Brassica, biotransformation and cancer risk: genetic polymorphisms alter the preventive effects of cruciferous vegetables

The chemoprotective effect of cruciferous vegetables is due to their high glucosinolate content and the capacity of glucosinolate metabolites, such as isothiocyanates (ITC) and indoles, to modulate biotransformation enzyme systems (e.g., cytochromes P450 and conjugating enzymes). Data from molecular epidemiologic studies suggest that genetic and associated functional variations in biotransformation enzymes, particularly glutathione S-transferase (GST)M1 and GSTT1, which metabolize ITC, alter cancer risk in response to cruciferous vegetable exposure.
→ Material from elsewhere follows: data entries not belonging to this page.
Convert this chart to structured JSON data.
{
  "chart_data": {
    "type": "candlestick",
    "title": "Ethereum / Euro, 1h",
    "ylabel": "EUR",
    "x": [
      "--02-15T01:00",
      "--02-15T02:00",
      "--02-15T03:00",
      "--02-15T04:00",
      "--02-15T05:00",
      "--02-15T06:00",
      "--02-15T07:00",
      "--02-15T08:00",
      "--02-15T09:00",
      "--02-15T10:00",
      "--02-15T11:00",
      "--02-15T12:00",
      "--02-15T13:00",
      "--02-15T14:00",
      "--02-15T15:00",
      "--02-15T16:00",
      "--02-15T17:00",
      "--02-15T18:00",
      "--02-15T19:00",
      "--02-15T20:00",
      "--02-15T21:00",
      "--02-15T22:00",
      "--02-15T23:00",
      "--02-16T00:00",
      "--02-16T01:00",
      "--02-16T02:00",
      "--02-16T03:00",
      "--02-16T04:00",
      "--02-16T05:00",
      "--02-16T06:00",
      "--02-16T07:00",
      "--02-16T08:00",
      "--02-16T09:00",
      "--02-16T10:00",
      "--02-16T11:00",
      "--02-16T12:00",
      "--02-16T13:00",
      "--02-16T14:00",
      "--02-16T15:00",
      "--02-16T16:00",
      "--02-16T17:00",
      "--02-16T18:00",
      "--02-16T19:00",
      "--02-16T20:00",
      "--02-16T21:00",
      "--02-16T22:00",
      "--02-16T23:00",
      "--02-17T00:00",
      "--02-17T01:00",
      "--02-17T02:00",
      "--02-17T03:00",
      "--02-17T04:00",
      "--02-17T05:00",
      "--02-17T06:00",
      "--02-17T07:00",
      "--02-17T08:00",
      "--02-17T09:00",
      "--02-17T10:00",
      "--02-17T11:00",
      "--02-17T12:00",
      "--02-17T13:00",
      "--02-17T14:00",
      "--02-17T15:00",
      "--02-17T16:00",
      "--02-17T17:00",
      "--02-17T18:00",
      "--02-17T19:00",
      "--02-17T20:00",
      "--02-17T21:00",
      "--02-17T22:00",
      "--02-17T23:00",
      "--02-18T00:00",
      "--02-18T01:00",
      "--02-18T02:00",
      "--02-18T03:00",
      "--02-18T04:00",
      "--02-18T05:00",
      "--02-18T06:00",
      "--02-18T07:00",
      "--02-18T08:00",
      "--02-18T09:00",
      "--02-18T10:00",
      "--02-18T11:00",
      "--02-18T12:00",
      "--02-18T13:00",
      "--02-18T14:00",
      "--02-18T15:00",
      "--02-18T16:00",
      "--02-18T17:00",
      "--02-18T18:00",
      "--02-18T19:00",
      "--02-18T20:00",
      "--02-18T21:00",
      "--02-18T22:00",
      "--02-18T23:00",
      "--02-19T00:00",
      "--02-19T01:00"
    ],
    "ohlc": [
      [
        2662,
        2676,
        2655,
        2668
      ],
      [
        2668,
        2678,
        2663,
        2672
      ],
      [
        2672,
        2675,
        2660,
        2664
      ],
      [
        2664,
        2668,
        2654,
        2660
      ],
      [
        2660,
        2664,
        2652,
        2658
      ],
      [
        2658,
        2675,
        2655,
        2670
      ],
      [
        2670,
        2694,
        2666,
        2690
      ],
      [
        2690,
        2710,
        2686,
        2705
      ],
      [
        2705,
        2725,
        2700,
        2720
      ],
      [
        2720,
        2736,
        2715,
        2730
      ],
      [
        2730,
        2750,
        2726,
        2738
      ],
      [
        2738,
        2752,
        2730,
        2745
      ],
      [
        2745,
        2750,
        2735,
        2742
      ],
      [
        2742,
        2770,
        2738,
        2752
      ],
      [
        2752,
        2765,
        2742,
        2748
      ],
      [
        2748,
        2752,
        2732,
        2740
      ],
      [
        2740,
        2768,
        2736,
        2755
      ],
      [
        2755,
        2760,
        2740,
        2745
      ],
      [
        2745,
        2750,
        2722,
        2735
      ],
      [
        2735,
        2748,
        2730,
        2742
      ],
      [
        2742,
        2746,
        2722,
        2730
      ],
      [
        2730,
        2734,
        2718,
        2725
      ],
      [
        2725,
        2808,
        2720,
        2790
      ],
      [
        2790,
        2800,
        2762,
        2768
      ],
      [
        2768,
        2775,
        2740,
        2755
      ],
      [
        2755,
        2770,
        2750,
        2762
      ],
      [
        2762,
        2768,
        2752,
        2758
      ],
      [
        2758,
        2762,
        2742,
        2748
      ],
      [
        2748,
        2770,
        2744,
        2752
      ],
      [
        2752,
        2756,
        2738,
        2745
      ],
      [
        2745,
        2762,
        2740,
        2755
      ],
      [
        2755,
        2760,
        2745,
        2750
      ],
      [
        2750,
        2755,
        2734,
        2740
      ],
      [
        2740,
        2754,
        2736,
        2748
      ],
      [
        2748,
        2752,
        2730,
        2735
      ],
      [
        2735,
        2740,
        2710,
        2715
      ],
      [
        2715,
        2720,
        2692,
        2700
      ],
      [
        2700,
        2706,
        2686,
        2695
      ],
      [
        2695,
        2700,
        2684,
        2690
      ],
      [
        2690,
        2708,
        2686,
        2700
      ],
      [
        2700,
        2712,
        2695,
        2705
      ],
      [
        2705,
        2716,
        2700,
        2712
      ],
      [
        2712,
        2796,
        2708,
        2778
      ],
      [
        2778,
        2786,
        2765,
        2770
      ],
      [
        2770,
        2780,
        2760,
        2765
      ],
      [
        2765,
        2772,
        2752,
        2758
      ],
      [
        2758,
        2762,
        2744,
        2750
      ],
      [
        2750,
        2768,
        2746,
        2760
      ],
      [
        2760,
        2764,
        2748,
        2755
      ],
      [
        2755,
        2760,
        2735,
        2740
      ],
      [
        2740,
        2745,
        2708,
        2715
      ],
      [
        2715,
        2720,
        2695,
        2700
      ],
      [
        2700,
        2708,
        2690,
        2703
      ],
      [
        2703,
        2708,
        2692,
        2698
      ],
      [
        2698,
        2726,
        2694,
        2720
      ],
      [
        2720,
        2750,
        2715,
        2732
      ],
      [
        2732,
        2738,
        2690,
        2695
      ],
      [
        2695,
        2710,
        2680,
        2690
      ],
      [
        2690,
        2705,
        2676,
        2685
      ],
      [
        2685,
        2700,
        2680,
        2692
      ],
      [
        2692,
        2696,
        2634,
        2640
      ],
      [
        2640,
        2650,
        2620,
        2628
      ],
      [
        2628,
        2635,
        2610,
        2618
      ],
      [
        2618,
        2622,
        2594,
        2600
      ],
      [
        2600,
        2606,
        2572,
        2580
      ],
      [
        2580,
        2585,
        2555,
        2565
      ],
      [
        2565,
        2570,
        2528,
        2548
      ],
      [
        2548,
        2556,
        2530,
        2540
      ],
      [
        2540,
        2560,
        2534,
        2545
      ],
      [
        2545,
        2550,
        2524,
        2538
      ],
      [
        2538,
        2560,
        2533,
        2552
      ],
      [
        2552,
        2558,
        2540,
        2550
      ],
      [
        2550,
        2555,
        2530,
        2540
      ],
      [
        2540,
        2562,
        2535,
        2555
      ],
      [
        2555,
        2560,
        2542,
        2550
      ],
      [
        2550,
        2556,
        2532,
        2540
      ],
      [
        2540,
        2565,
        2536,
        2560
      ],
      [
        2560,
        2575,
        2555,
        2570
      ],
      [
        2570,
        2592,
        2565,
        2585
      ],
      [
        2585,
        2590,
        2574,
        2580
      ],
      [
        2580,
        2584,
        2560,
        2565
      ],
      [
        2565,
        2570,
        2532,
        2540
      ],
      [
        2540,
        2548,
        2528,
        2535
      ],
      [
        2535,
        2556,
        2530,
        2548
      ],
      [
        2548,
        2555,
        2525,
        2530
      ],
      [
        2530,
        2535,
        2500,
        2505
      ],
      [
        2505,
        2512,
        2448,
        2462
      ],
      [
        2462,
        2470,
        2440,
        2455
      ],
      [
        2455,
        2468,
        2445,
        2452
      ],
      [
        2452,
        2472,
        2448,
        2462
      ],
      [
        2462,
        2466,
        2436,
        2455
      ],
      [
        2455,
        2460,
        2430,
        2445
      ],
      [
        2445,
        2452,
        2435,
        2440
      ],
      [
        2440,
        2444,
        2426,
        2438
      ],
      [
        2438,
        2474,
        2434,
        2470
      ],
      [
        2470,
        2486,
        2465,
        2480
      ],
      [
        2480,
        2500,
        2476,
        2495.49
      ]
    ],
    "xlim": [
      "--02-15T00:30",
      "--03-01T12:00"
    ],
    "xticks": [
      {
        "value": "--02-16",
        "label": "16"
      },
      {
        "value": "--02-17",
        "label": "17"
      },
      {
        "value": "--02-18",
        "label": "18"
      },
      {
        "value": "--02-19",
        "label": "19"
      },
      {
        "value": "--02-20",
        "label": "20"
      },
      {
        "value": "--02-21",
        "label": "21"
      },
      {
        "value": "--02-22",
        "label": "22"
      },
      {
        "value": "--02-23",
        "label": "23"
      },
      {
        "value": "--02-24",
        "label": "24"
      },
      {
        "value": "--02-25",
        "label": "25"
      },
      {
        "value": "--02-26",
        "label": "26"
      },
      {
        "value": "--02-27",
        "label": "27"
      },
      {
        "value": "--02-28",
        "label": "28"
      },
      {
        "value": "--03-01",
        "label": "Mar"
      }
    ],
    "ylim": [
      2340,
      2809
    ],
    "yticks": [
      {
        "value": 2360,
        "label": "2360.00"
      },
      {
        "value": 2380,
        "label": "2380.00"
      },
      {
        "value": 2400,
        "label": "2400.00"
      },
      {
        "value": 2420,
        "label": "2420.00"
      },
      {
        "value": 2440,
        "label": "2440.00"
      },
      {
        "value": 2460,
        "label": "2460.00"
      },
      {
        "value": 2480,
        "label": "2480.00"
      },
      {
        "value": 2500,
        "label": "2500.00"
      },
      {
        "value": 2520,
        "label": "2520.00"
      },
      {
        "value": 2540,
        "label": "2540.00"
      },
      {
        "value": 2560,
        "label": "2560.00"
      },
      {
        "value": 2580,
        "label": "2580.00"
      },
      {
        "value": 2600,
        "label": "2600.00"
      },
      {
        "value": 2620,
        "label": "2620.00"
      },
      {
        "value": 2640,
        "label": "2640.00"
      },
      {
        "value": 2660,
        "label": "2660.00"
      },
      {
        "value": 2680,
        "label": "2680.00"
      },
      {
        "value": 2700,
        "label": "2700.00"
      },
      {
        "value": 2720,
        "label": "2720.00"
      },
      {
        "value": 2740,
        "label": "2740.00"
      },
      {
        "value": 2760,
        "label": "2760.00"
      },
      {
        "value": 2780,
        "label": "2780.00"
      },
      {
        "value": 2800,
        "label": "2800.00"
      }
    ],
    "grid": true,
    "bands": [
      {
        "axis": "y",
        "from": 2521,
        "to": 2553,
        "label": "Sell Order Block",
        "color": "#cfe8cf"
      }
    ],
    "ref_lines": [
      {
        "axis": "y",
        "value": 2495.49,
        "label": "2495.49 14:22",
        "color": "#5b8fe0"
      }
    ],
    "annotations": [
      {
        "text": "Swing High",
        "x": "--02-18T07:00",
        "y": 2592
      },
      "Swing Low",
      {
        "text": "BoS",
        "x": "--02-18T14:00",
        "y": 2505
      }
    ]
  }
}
Moreover, genetic polymorphisms in receptors and transcription factors that interact with these compounds may further contribute to variation in response to cruciferous vegetable intake. This review outlines the metabolism and mechanisms of action of cruciferous vegetable constituents, discusses the recent human studies testing effects of cruciferous vegetables on biotransformation systems and summarizes the epidemiologic and experimental evidence for an effect of genetic polymorphisms in these enzymes on response to cruciferous vegetable intake. Taken together, genetic differences in biotransformation enzymes and the factors that regulate them, as well as variation in glucosinolate content of cruciferous vegetables and the methods used to prepare these foods underscore the multiple layers of complexity that affect the study of gene-diet interactions and cancer risk in humans.